Dubravka Ugrešić (II)

Baba Yaga a pondu un oeuf

 

Trois vieilles dames zagreboises s'offrent des vacances luxueuses dans un spa. Beba, une ancienne infirmière aux cheveux blonds et aux seins énormes, cite constamment des poèmes qu'elle n'a jamais appris et mélange ses phrases. Il est possible qu'elle gagne des milliers de dollars au Casino du spa. Kukla, une grande vierge élégante, autrice anonyme d'un vif succès littéraire, a été veuve plus souvent qu'à son tour. Pupa, ex-gynécologue acerbe au corps tout fripé, est poussée en chaise roulante - ses jambes déformées coincées dans une botte géante.
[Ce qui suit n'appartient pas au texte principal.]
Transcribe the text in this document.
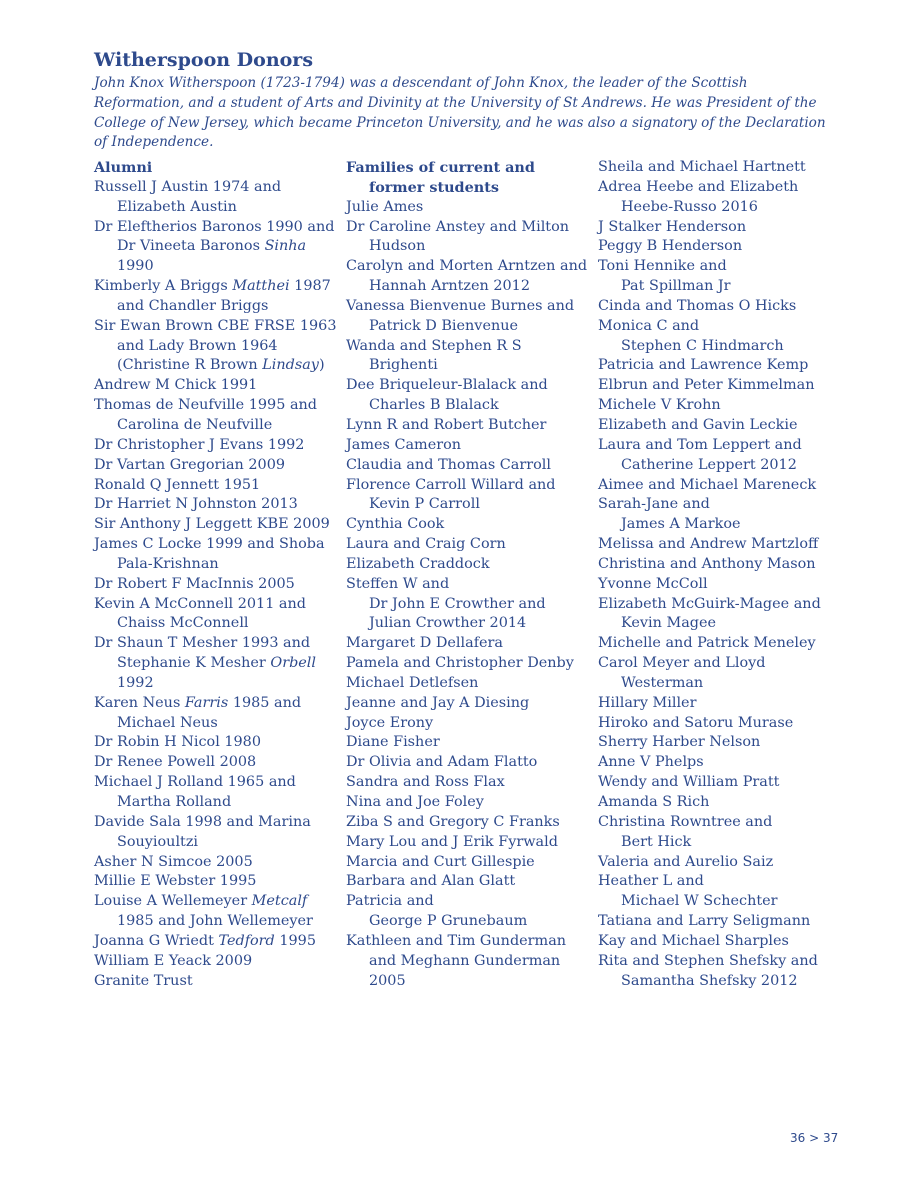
Witherspoon Donors
John Knox Witherspoon (1723-1794) was a descendant of John Knox, the leader of the Scottish Reformation, and a student of Arts and Divinity at the University of St Andrews. He was President of the College of New Jersey, which became Princeton University, and he was also a signatory of the Declaration of Independence.
Alumni
Russell J Austin 1974 and Elizabeth Austin
Dr Eleftherios Baronos 1990 and Dr Vineeta Baronos Sinha 1990
Kimberly A Briggs Matthei 1987 and Chandler Briggs
Sir Ewan Brown CBE FRSE 1963 and Lady Brown 1964 (Christine R Brown Lindsay)
Andrew M Chick 1991
Thomas de Neufville 1995 and Carolina de Neufville
Dr Christopher J Evans 1992
Dr Vartan Gregorian 2009
Ronald Q Jennett 1951
Dr Harriet N Johnston 2013
Sir Anthony J Leggett KBE 2009
James C Locke 1999 and Shoba Pala-Krishnan
Dr Robert F MacInnis 2005
Kevin A McConnell 2011 and Chaiss McConnell
Dr Shaun T Mesher 1993 and Stephanie K Mesher Orbell 1992
Karen Neus Farris 1985 and Michael Neus
Dr Robin H Nicol 1980
Dr Renee Powell 2008
Michael J Rolland 1965 and Martha Rolland
Davide Sala 1998 and Marina Souyioultzi
Asher N Simcoe 2005
Millie E Webster 1995
Louise A Wellemeyer Metcalf 1985 and John Wellemeyer
Joanna G Wriedt Tedford 1995
William E Yeack 2009
Granite Trust
Families of current and former students
Julie Ames
Dr Caroline Anstey and Milton Hudson
Carolyn and Morten Arntzen and Hannah Arntzen 2012
Vanessa Bienvenue Burnes and Patrick D Bienvenue
Wanda and Stephen R S Brighenti
Dee Briqueleur-Blalack and Charles B Blalack
Lynn R and Robert Butcher
James Cameron
Claudia and Thomas Carroll
Florence Carroll Willard and Kevin P Carroll
Cynthia Cook
Laura and Craig Corn
Elizabeth Craddock
Steffen W and
Dr John E Crowther and
Julian Crowther 2014
Margaret D Dellafera
Pamela and Christopher Denby
Michael Detlefsen
Jeanne and Jay A Diesing
Joyce Erony
Diane Fisher
Dr Olivia and Adam Flatto
Sandra and Ross Flax
Nina and Joe Foley
Ziba S and Gregory C Franks
Mary Lou and J Erik Fyrwald
Marcia and Curt Gillespie
Barbara and Alan Glatt
Patricia and
George P Grunebaum
Kathleen and Tim Gunderman and Meghann Gunderman 2005
Sheila and Michael Hartnett
Adrea Heebe and Elizabeth Heebe-Russo 2016
J Stalker Henderson
Peggy B Henderson
Toni Hennike and
Pat Spillman Jr
Cinda and Thomas O Hicks
Monica C and
Stephen C Hindmarch
Patricia and Lawrence Kemp
Elbrun and Peter Kimmelman
Michele V Krohn
Elizabeth and Gavin Leckie
Laura and Tom Leppert and Catherine Leppert 2012
Aimee and Michael Mareneck
Sarah-Jane and
James A Markoe
Melissa and Andrew Martzloff
Christina and Anthony Mason
Yvonne McColl
Elizabeth McGuirk-Magee and Kevin Magee
Michelle and Patrick Meneley
Carol Meyer and Lloyd Westerman
Hillary Miller
Hiroko and Satoru Murase
Sherry Harber Nelson
Anne V Phelps
Wendy and William Pratt
Amanda S Rich
Christina Rowntree and
Bert Hick
Valeria and Aurelio Saiz
Heather L and
Michael W Schechter
Tatiana and Larry Seligmann
Kay and Michael Sharples
Rita and Stephen Shefsky and Samantha Shefsky 2012
36 > 37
Elle rentrera chez elle dans un oeuf en bois géant.
Ce trio rocambolesque de vieilles sorcières vivra des aventures folles pendant ce séjour à Prague.

Dans Baba Yaga a pondu un oeuf, Dubravka Ugrešic explore le mythe de Baba Yaga pour évoquer un sujet finalement peu traité dans la littérature contemporaine : le devenir des femmes âgées. Baba Yaga est une vieille sorcière qui vit dans une maison construite sur des cuisses de poulet et qui kidnappe de jeunes enfants. Cette figure du folklore, de la mythologie et des contes russes (et plus largement slaves) est l'une de ses créatures les plus omniprésentes et les plus puissantes.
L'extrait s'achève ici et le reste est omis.